AT THE TRAIN STATION
Claire Halde and her family leave Barcelona at 9:44 a.m. from platform 12, destination Valencia. She has no way of knowing that she’ll make almost the same trip again six years later, only alone. At the moment, she’s pushing a toddler in a striped romper, leading a little girl by the hand, rushing a man who doesn’t like to be rushed. The purse slung across her chest is banging into her hip and digging into her belly uncomfortably as she makes her way across the concourse. She’s sweating and she has the look of a harried mom who desperately wants to be on time but fully expects to be sidetracked by last-minute pee emergencies, squabbling kids and distracted husbands: Honey, have you seen my passport? She leads her crew single file across the uneven concrete like a toy sailboat cutting a course through the glassy waters of a park pond.
ON THE TRAIN
Outside the train window, the countryside flashes by in an endless, unremarkable blur, a monochromatic sea of yellow. Buildings are few and far between, and the light is pooling spectacularly in the furrows of the barren fields. Some of the passengers are staring at the passing landscape with waning attention, losing the battle with sleep. Others, riveted to their mobiles, engrossed in work or a book, don’t even look up at the stunning scenery and coastline.

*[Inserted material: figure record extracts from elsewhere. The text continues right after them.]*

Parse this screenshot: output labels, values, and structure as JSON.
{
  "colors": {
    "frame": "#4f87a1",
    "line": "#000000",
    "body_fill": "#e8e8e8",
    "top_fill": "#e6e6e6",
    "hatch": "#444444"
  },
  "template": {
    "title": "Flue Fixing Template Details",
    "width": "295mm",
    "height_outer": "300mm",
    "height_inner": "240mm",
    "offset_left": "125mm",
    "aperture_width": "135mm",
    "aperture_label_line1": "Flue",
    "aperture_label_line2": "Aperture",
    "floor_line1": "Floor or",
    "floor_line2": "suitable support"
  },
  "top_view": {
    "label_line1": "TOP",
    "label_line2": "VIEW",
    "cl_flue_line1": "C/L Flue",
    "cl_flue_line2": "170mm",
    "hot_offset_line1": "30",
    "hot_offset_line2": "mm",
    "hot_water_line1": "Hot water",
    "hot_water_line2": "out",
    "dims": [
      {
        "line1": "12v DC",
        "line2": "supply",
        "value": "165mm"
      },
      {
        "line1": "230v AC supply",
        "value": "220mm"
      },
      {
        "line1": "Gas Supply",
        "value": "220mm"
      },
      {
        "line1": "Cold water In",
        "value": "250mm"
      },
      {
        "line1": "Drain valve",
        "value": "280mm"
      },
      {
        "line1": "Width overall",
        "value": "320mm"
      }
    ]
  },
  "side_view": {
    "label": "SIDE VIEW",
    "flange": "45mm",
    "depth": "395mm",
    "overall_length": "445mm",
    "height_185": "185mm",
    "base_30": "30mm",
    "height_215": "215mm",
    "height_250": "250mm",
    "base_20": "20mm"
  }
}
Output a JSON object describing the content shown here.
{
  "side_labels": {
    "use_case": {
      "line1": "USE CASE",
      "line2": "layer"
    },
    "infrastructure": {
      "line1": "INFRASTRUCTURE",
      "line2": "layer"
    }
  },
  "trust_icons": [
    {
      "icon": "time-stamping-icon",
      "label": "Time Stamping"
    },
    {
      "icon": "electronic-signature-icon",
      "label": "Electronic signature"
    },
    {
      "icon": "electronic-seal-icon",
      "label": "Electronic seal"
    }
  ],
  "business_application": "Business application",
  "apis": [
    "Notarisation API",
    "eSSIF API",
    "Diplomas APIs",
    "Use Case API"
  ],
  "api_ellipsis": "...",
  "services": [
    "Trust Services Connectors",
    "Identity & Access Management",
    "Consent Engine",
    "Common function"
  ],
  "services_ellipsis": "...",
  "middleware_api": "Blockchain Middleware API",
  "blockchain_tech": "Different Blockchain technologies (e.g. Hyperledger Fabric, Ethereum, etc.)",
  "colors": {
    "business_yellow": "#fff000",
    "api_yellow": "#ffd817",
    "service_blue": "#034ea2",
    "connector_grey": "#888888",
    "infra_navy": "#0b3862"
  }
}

Claire resists sleep. The view soothes her, and her eyes linger on the lan
dscape. Her eyelids are drooping; her son’s head is resting in her lap, hair damp at the back of his neck. The train seems to cleave the earth, moving forward over the miles and hours in a numbing rolling motion. All sense of time and space disappear, and the line blurs between inside and outside. The train follows the tracks—all that steel, assembled by men from another century who toiled hungrily for countless hours under the fierce sun so that she, Claire Halde, soon to be thirty-four, should find herself here on this summer day, in second class, compartment 7, comfortably ensconced in a navy blue upholstered window seat with hygienic headrest cover, headed to Valencia for a few days’ stay at a hotel.
DISCOVERING VALENCIA
Valencia: citrus groves, the coastline, neither north nor south, but somewhere in the middle of Spain’s east coast, in the centre of the horta. Claire Halde had only a vague notion of the geography and she’d had to look it up on a map at one point. Or maybe it’s the high school Spanish classes coming back to her, particularly the lesson on train stations and train travel: ¿ A qué hora sale el tren por Bilbao por favor? She remembers the stern voice of the man on the recording who’d repeat each sentence twice, followed by the sudden, loud click of the teacher pressing the tape recorder button. She recalls the problems she’d had wrapping her lips and tongue around the jota, hesitating over the tonic accent, stumbling over the guttural sounds and cursing the Castilian letters g, j, and r—consonants and syllables that thumbed their noses at her and seemed to clatter clumsily against her teeth, wet with saliva, when they should have bounced suavely off her palate and sprung forth with agility and confidence from her vibrating vocal cords. She remembers feeling like she’d swallowed the sounds rather than spit them out (without the spit, of course). With jaw tired and aching and feeling like a marble-mouth, she’d longed for silence, hiding behind an insipid smile and the intense and mysterious gaze of a precocious teenager, as much as to say, why waste my breath, leaving people wondering whether she was stuck-up or just shy.